Norwegian climber Mari Augusta Salvesen has made the first female ascent of the burly Ray's Roof E7 6c at Baldstones in Staffordshire. First climbed by visiting American Ray Jardine in 1977, the horizontal offwidth crack remains a gritstone testpiece and is one of the hardest of its kind in the UK.
You've got to love a 3min trailer in which, by 30secs in, you're already shouting at the screen "FFS Johnny, stop talking bollocks and climb something!!" And then he does an extraordinary jump start straight into a jam/splits.
Hah, quite illustrious company there all things considered! I would love to get on it one day.
Loved watching Johnny get on it in the video (queue twinkly magical music..), he's about to do something inspiring..! Tension builds.. he does a crazy spinny around thing.. could it be, is that the way..? Nope, music stops and he pops out. But he had me for a minute. Classic.

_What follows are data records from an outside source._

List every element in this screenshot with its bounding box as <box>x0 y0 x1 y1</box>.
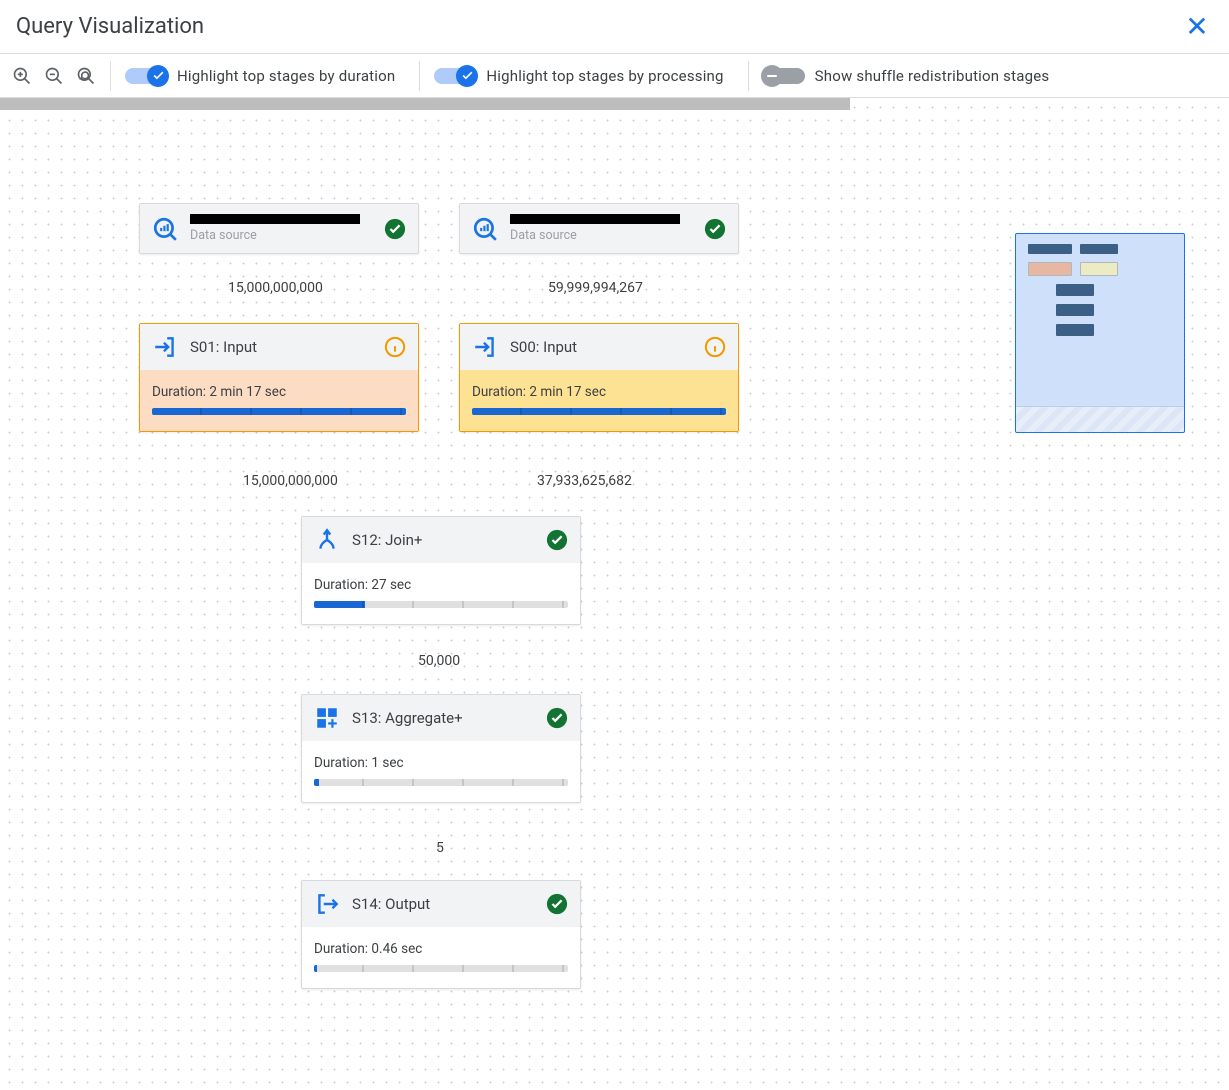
toggle-processing-label: Highlight top stages by processing <box>486 67 723 85</box>
status-badge-info-icon <box>384 336 406 358</box>
input-icon <box>152 334 178 360</box>
node-subtitle: Data source <box>190 228 372 243</box>
toolbar-divider <box>748 61 749 91</box>
status-badge-success-icon <box>546 529 568 551</box>
node-duration-label: Duration: 2 min 17 sec <box>152 384 406 400</box>
redacted-title <box>510 214 680 224</box>
node-title: S01: Input <box>190 338 372 356</box>
progress-bar <box>314 779 568 786</box>
aggregate-icon <box>314 705 340 731</box>
header: Query Visualization ✕ <box>0 0 1229 54</box>
node-title: S13: Aggregate+ <box>352 709 534 727</box>
edge-label: 37,933,625,682 <box>537 473 632 489</box>
node-subtitle: Data source <box>510 228 692 243</box>
toggle-shuffle[interactable]: Show shuffle redistribution stages <box>763 65 1060 87</box>
status-badge-success-icon <box>546 707 568 729</box>
node-data-source-1[interactable]: Data source <box>139 203 419 254</box>
page-title: Query Visualization <box>16 14 204 39</box>
toggle-duration[interactable]: Highlight top stages by duration <box>125 65 405 87</box>
status-badge-success-icon <box>546 893 568 915</box>
node-title: S14: Output <box>352 895 534 913</box>
redacted-title <box>190 214 360 224</box>
status-badge-success-icon <box>704 218 726 240</box>
zoom-out-icon[interactable] <box>44 66 64 86</box>
node-title: S00: Input <box>510 338 692 356</box>
scrollbar-horizontal[interactable] <box>0 98 850 110</box>
status-badge-success-icon <box>384 218 406 240</box>
node-s01[interactable]: S01: Input Duration: 2 min 17 sec <box>139 323 419 432</box>
progress-bar <box>152 408 406 415</box>
node-s13[interactable]: S13: Aggregate+ Duration: 1 sec <box>301 694 581 803</box>
edge-label: 5 <box>436 840 444 856</box>
data-source-icon <box>152 216 178 242</box>
toolbar-divider <box>419 61 420 91</box>
join-icon <box>314 527 340 553</box>
edge-label: 59,999,994,267 <box>548 280 643 296</box>
node-s14[interactable]: S14: Output Duration: 0.46 sec <box>301 880 581 989</box>
input-icon <box>472 334 498 360</box>
progress-bar <box>472 408 726 415</box>
node-duration-label: Duration: 1 sec <box>314 755 568 771</box>
status-badge-info-icon <box>704 336 726 358</box>
node-duration-label: Duration: 2 min 17 sec <box>472 384 726 400</box>
output-icon <box>314 891 340 917</box>
node-s00[interactable]: S00: Input Duration: 2 min 17 sec <box>459 323 739 432</box>
data-source-icon <box>472 216 498 242</box>
edge-label: 50,000 <box>418 653 460 669</box>
zoom-reset-icon[interactable] <box>76 66 96 86</box>
close-button[interactable]: ✕ <box>1181 11 1213 43</box>
edge-label: 15,000,000,000 <box>228 280 323 296</box>
zoom-in-icon[interactable] <box>12 66 32 86</box>
node-title: S12: Join+ <box>352 531 534 549</box>
toggle-processing[interactable]: Highlight top stages by processing <box>434 65 733 87</box>
node-duration-label: Duration: 27 sec <box>314 577 568 593</box>
minimap-panel[interactable] <box>1015 233 1185 433</box>
toggle-shuffle-label: Show shuffle redistribution stages <box>815 67 1050 85</box>
edge-label: 15,000,000,000 <box>243 473 338 489</box>
toolbar: Highlight top stages by duration Highlig… <box>0 54 1229 98</box>
progress-bar <box>314 601 568 608</box>
node-s12[interactable]: S12: Join+ Duration: 27 sec <box>301 516 581 625</box>
toggle-duration-label: Highlight top stages by duration <box>177 67 395 85</box>
progress-bar <box>314 965 568 972</box>
toolbar-divider <box>110 61 111 91</box>
node-data-source-2[interactable]: Data source <box>459 203 739 254</box>
graph-canvas[interactable]: 15,000,000,000 59,999,994,267 15,000,000… <box>0 98 1229 1090</box>
node-duration-label: Duration: 0.46 sec <box>314 941 568 957</box>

> One thing I have always wondered is whether offwidths are really all sandbags or if the problem is that most people just don't get used to climbing them.
Or both, possibly? There's an interesting interview with Danny Parker (did the third ascent of Century Crack, founded the "Offwidth Army") on the podcast "Hangdog Days", where he gives his opinion tht grading of offwidths in the US is kind of a mess, and in some areas a deliberate joke/sandbag.
He has a story about how Bob Scarpelli and Brad Jackson used to downgrade their new routes at the end of the day -- "Nah, more like 12a." "Nah, 11d." "Could be more like 11c." -- until they hit the grade where they started laughing, and that'd be where it stuck.
But lack of practice/skill is definitely a huge issue too; it's a completely different set of techniques to learn (especially if you get into the inverted stuff).
> Username suggests I like the same routes as you.
Bit of a giveaway, yes. Unfortunately for me (and my climbing partners), I also like offwidths. I'm not claiming to be good at them, I just suffer from a tragic compulsion to wedge myself into them, so I'm trying to get less terrible in order to mitigate the suffering.
I've always been led to believe its not really licorice, rather a purely artificial concoction based on ammonium chloride, but actually wikipedia does suggest that in some versions at least liquorice root is involved.
It is one of the more interesting flavours out there - how exactly it helps you climb Ray's Roof though, I'm not quite sure. For many Brits it might be in an effort to get away from the salmiakki!